By September 4, 2011April 14th, 2014No Comments

EDIT: The script is now available from Creative Crash. Download it here.

If you’ve ever worked with lighting complex scenes in Maya and needed to fine-tune the effect of your lights, you know how much of a pain it can be to use Maya’s built in relationship editor to define light-linking between objects. As your scene becomes filled with more and more objects, the task of scrolling through and making sense of a long list of nodes which you probably forgot to rename begins to take its toll on your desire to light a scene. Was it pSphere39 or pSphere21 that you wanted to un-link from that spotlight? There is the group of objects for your coffee table, but which of the cubes corresponds to the glass surface that you need an extra specular highlight for?

To me, having to do the extra cross-checking of object names and locations in the node hierarchy can quickly take the joy out of tweaking my lighting to get the perfect look. What if there was a way to interactively link and unlink lights within the Maya 3D viewer, without going to an extra menu and tediously scrolling through all those names?

Well…that was my goal when designing the “Easy Light-Linker” Python script for Maya. Check out the video below for a quick demo:

As mentioned earlier, I feel that Maya’s light-linking interface as it stands is a bit tedious for lighting artists who don’t want to be constantly pulled out of the artistic flow of lighting to manage complex node hierarchies.
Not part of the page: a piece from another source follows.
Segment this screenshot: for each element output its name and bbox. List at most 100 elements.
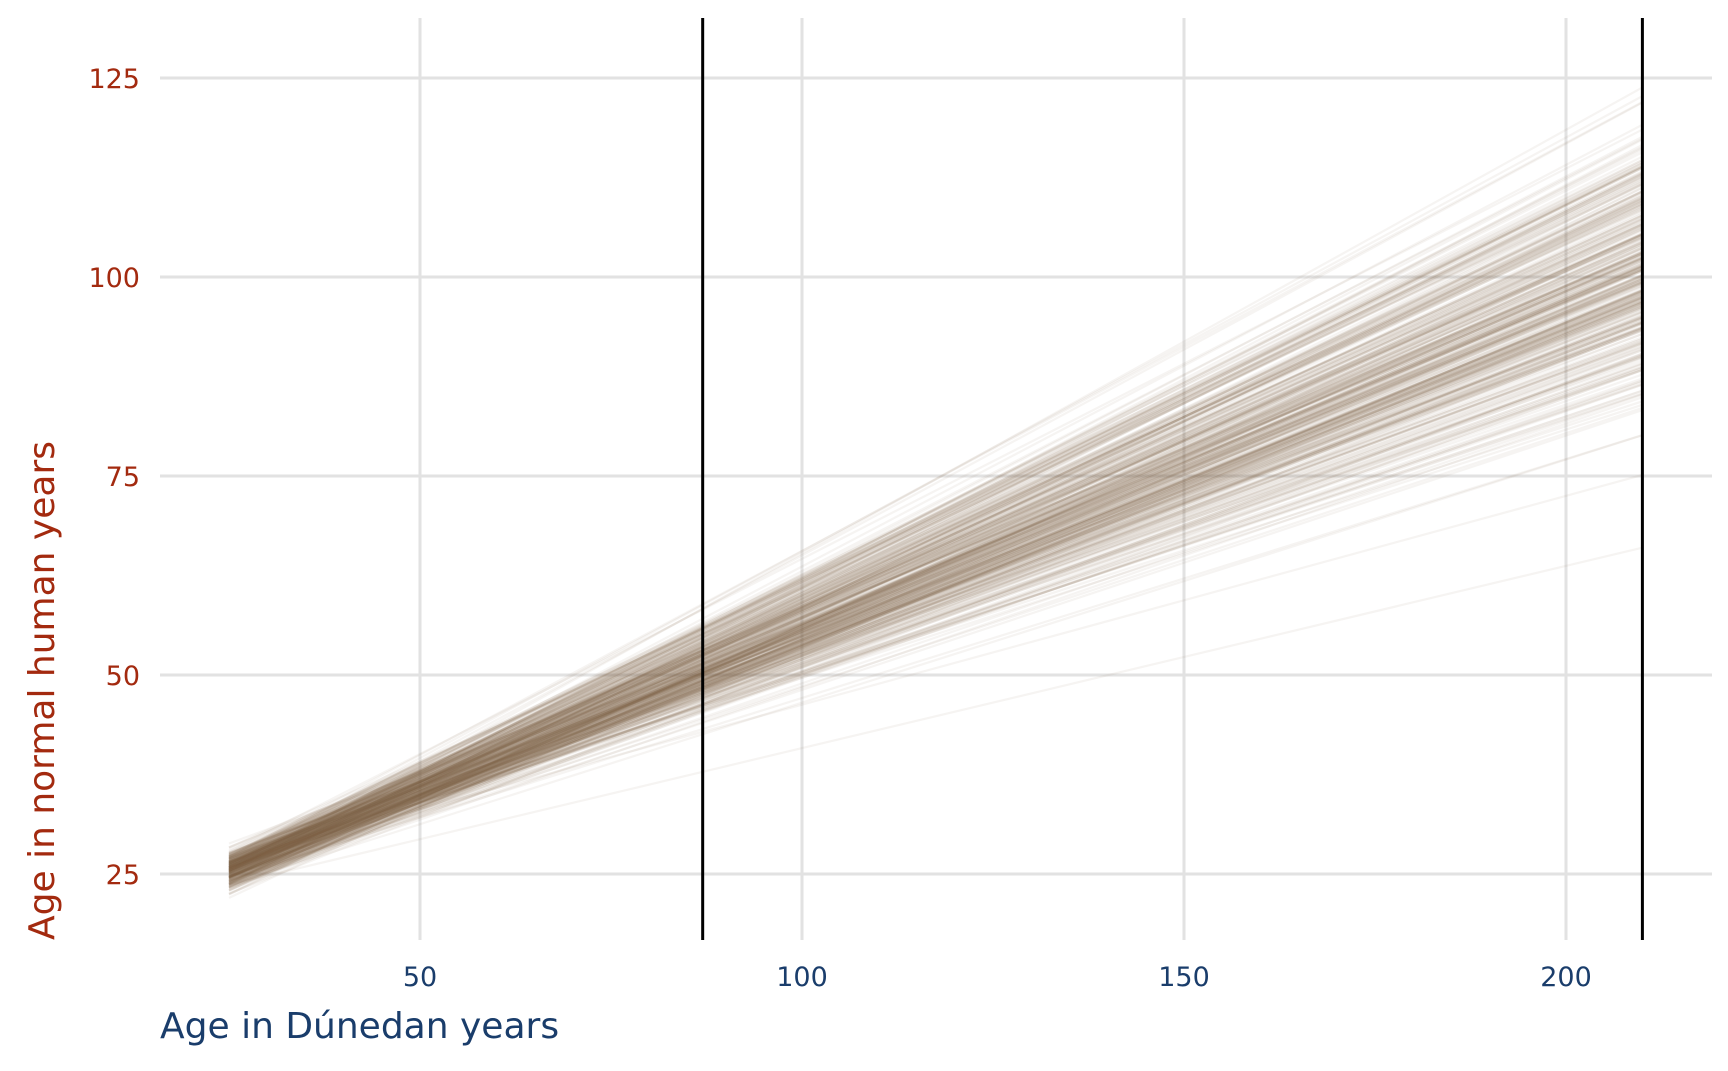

In my experience, maybe 15% of time and work in lighting is placing the actual lights, while 85% goes to tweaking all the settings to get the perfect look. Given the best naming conventions and strictest adherence to them, it still takes time to use the current relationship editor, even with the choice of light-centric or object-centric linking. My goal in this script isn’t to encourage bad habits as far as project management or naming of scene objects, but rather to provide a simplified way for artists to be just that: artists, without some of the extra stress of mindless and unnecessarily clicking.

I hope to get the script up on Creative Crash soon, after some more testing and fixes. Hopefully it will be some help to those of us who love lighting in Maya!